No artigo Quem tem medo das fake news?, publicado pelo jornal O Globo, o jurista Paulo Emílio Borges de Macedo, que atua como professor de Direito Internacional, se propõe a discutir a legitimidade de uma lei que combata as “fake news”. Corretamente, Macedo chega à conclusão de que não deveria existir tal lei, uma vez que o que é ou não mentira é algo completamente subjetivo. Diz ele:
“Mentir é um terrível defeito moral. Porém ter a pretensão de saber a verdade e querer tutelá-la é ainda pior.”
Apesar disso, Macedo erra quando considera que a lei, não fosse esse aspecto, seria constitucional. Paulo Macedo não é, portanto, contra a censura, mas apenas quando ela se baseia em critérios subjetivos. O que, obviamente, abre o caminho para que outras leis de censura sejam aprovadas.
Essa ideia do autor fica clara quando ele argumenta que:
“Até recentemente, o Direito brasileiro era contrário a toda forma de censura. E ainda parece ser, pois a Constituição proclama a liberdade de manifestação do pensamento, vedando apenas o anonimato. Em verdade, o anonimato não é a única limitação; proíbem-se também a injúria, a calúnia e a difamação, além de propaganda política nazista e do racismo.”
Em primeiro lugar, é preciso separar as coisas, pois Macedo não deixa claro como o Direito brasileiro funciona. A liberdade de expressão é um direito que está garantido pela Constituição, que é o código responsável por limitar os papéis do Estado – e, portanto, por proteger o cidadão perante a ele. A única vedação presente na Constituição é ao anonimato, algo que, apesar de que devesse ser retirado da lei, não consiste propriamente em uma limitação, uma vez que o objetivo da liberdade da expressão enquanto direito é impedir que alguém seja perseguido por suas ideias.

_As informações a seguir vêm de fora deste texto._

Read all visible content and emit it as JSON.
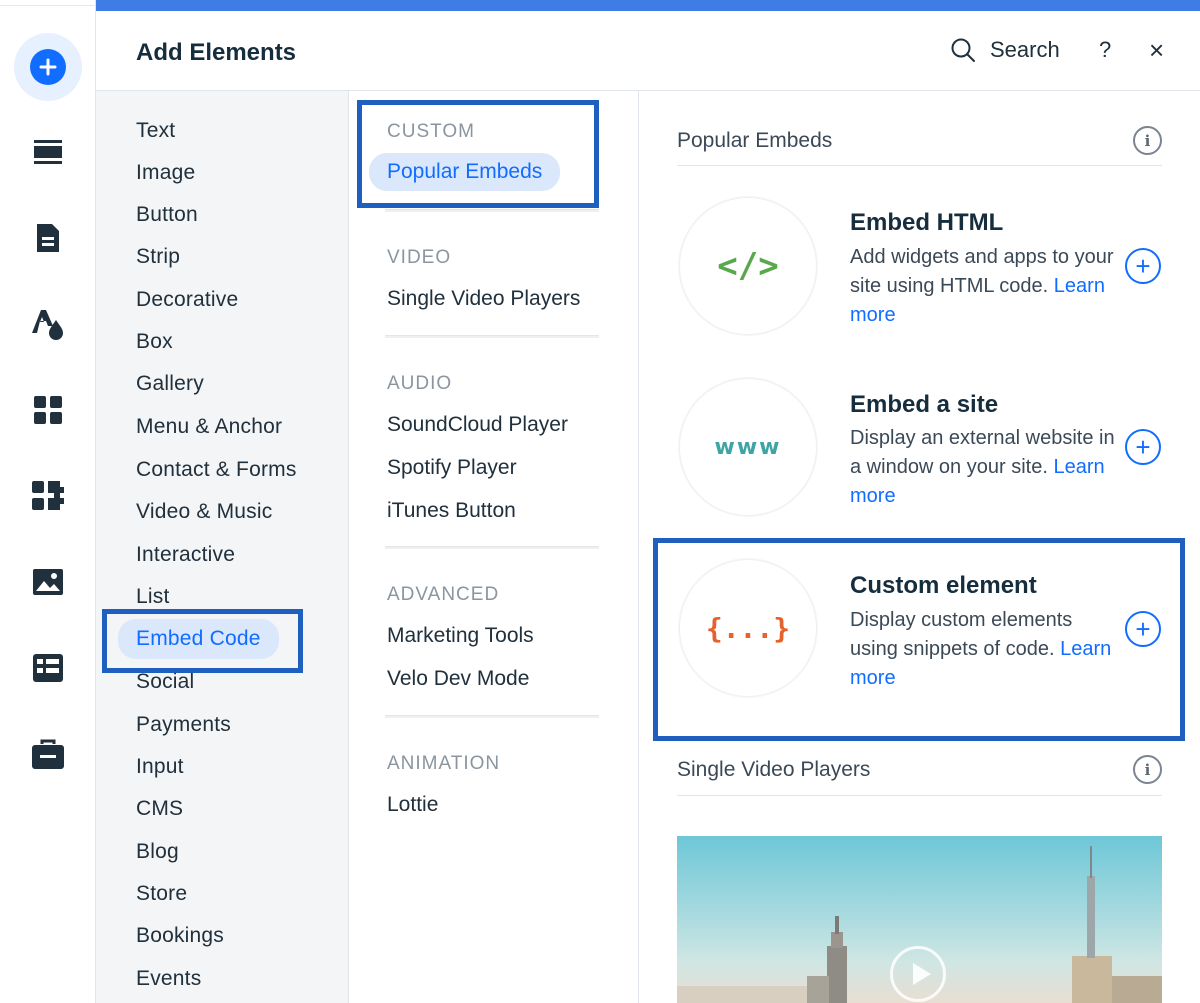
{
  "header": {
    "title": "Add Elements",
    "search_label": "Search",
    "help_label": "?",
    "close_label": "×"
  },
  "rail": {
    "icons": [
      "add-elements-icon",
      "sections-icon",
      "pages-icon",
      "design-icon",
      "apps-icon",
      "business-apps-icon",
      "media-icon",
      "cms-icon",
      "portfolio-icon"
    ]
  },
  "categories": [
    "Text",
    "Image",
    "Button",
    "Strip",
    "Decorative",
    "Box",
    "Gallery",
    "Menu & Anchor",
    "Contact & Forms",
    "Video & Music",
    "Interactive",
    "List",
    "Embed Code",
    "Social",
    "Payments",
    "Input",
    "CMS",
    "Blog",
    "Store",
    "Bookings",
    "Events"
  ],
  "selected_category": "Embed Code",
  "subs": {
    "custom_header": "CUSTOM",
    "popular_embeds": "Popular Embeds",
    "video_header": "VIDEO",
    "single_video_players": "Single Video Players",
    "audio_header": "AUDIO",
    "soundcloud": "SoundCloud Player",
    "spotify": "Spotify Player",
    "itunes": "iTunes Button",
    "advanced_header": "ADVANCED",
    "marketing_tools": "Marketing Tools",
    "velo": "Velo Dev Mode",
    "animation_header": "ANIMATION",
    "lottie": "Lottie"
  },
  "content": {
    "popular_title": "Popular Embeds",
    "cards": [
      {
        "title": "Embed HTML",
        "desc": "Add widgets and apps to your site using HTML code.",
        "link": "Learn more",
        "glyph": "</>"
      },
      {
        "title": "Embed a site",
        "desc": "Display an external website in a window on your site.",
        "link": "Learn more",
        "glyph": "www"
      },
      {
        "title": "Custom element",
        "desc": "Display custom elements using snippets of code.",
        "link": "Learn more",
        "glyph": "{...}"
      }
    ],
    "video_title": "Single Video Players",
    "info_glyph": "i",
    "plus_glyph": "+"
  },
  "colors": {
    "accent": "#116dff",
    "highlight_box": "#1f5fbf",
    "topbar": "#3e7ce6",
    "html_icon": "#5aa84c",
    "www_icon": "#3fa4a4",
    "custom_icon": "#e5622b"
  }
}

A injúria, a difamação e a calúnia, por sua vez, são termos que foram introduzidos pelo Código Penal, cujo objetivo é tipificar as infrações sociais. Não cabe ao Código Penal, portanto, limitar qualquer direito constitucional. E se houver alguma contradição entre a Constituição e o Código Penal, quem deve prevalecer, obviamente, é o primeiro.
A questão da “propaganda política nazista e do racismo” é ainda mais ridícula. Ambos foram introduzidos no Direito brasileiro após o Código Penal e após a Constituição. As leis que as tipificam, por estarem em contradição com a Constituição, sequer poderiam ter sido aprovadas.

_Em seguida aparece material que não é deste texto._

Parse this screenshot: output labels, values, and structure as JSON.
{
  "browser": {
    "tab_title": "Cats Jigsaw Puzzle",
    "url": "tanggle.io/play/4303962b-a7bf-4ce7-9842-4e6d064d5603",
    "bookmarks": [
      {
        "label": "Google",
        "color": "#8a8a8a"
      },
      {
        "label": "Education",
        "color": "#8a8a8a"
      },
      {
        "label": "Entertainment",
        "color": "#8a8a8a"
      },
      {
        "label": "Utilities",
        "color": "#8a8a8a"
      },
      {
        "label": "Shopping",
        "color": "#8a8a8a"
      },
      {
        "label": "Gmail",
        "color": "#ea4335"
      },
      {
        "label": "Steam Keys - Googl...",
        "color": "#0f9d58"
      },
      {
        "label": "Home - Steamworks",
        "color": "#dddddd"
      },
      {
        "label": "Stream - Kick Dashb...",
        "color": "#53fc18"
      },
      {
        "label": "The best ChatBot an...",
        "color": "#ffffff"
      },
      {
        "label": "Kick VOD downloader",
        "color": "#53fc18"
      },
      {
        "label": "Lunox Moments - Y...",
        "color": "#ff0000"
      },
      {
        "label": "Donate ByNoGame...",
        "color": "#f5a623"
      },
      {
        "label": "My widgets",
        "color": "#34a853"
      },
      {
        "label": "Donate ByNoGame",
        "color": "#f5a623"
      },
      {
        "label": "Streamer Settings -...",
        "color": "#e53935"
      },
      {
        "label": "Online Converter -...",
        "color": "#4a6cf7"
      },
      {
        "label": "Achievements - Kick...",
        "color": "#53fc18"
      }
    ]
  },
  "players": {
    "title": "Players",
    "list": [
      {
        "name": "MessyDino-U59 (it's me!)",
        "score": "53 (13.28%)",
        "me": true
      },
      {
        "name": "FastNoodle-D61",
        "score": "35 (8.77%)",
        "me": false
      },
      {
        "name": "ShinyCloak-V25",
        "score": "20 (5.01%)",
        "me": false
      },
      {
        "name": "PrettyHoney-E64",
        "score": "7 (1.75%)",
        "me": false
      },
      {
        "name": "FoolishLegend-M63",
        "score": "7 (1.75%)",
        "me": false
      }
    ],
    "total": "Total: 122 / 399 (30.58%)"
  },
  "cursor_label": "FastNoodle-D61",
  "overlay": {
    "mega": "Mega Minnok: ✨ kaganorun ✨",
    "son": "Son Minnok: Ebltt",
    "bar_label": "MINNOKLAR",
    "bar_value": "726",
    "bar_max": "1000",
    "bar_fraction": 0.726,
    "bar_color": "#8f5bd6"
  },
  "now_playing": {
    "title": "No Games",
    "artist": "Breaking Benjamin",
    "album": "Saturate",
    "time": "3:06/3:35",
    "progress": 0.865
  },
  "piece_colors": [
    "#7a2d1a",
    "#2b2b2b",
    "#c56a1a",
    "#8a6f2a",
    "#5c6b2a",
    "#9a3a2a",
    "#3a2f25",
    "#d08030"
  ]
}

Feitas essas ressalvas técnicas, passemos agora para a discussão mais de princípios. O autor afirma que:
“Essa legislação pressupõe uma distinção nítida entre as esferas pública e privada. Em casa e entre seus amigos, a pessoa poderia expressar qualquer tipo de ideia ou preferência que quisesse, mas, em público, não deveria fomentar discurso de ódio racista ou nazista, nem ofender as pessoas com palavras de baixo calão ou histórias inverídicas.”
Aqui há, novamente, uma distorção total do Direito brasileiro. Os crimes de difamação, injúria e calúnia não proíbem qualquer pessoa de falar palavras de baixo calão ou histórias inverídicas.
O problema, no entanto, vai além. Ao fazer uso de falsificações e amálgamas de diferentes códigos e leis, o autor estabelece que a liberdade de expressão tem, sim, limite – o que é absurdo. Nenhuma liberdade pode ter limite – do contrário, não é uma liberdade.
Se a liberdade de falar o que pensa fosse restrita a sua própria casa, então não se trata de uma liberdade de expressão, uma vez que a expressão é parte da vida social. Não existe expressão do banheiro de casa, a expressão é, por sua natureza, algo público. Assim como também não haveria porque estabelecer o direito à expressão se ele estiver restrito à própria casa – quem seria perseguido dentro de casa pelo que pensa?
A ideia de que haja qualquer limite à liberdade de expressão é o mesmo que comungar com a forma como a ditadura concebia a “liberdade de expressão”: tudo era permitido, desde que não contrariasse os interesses do regime.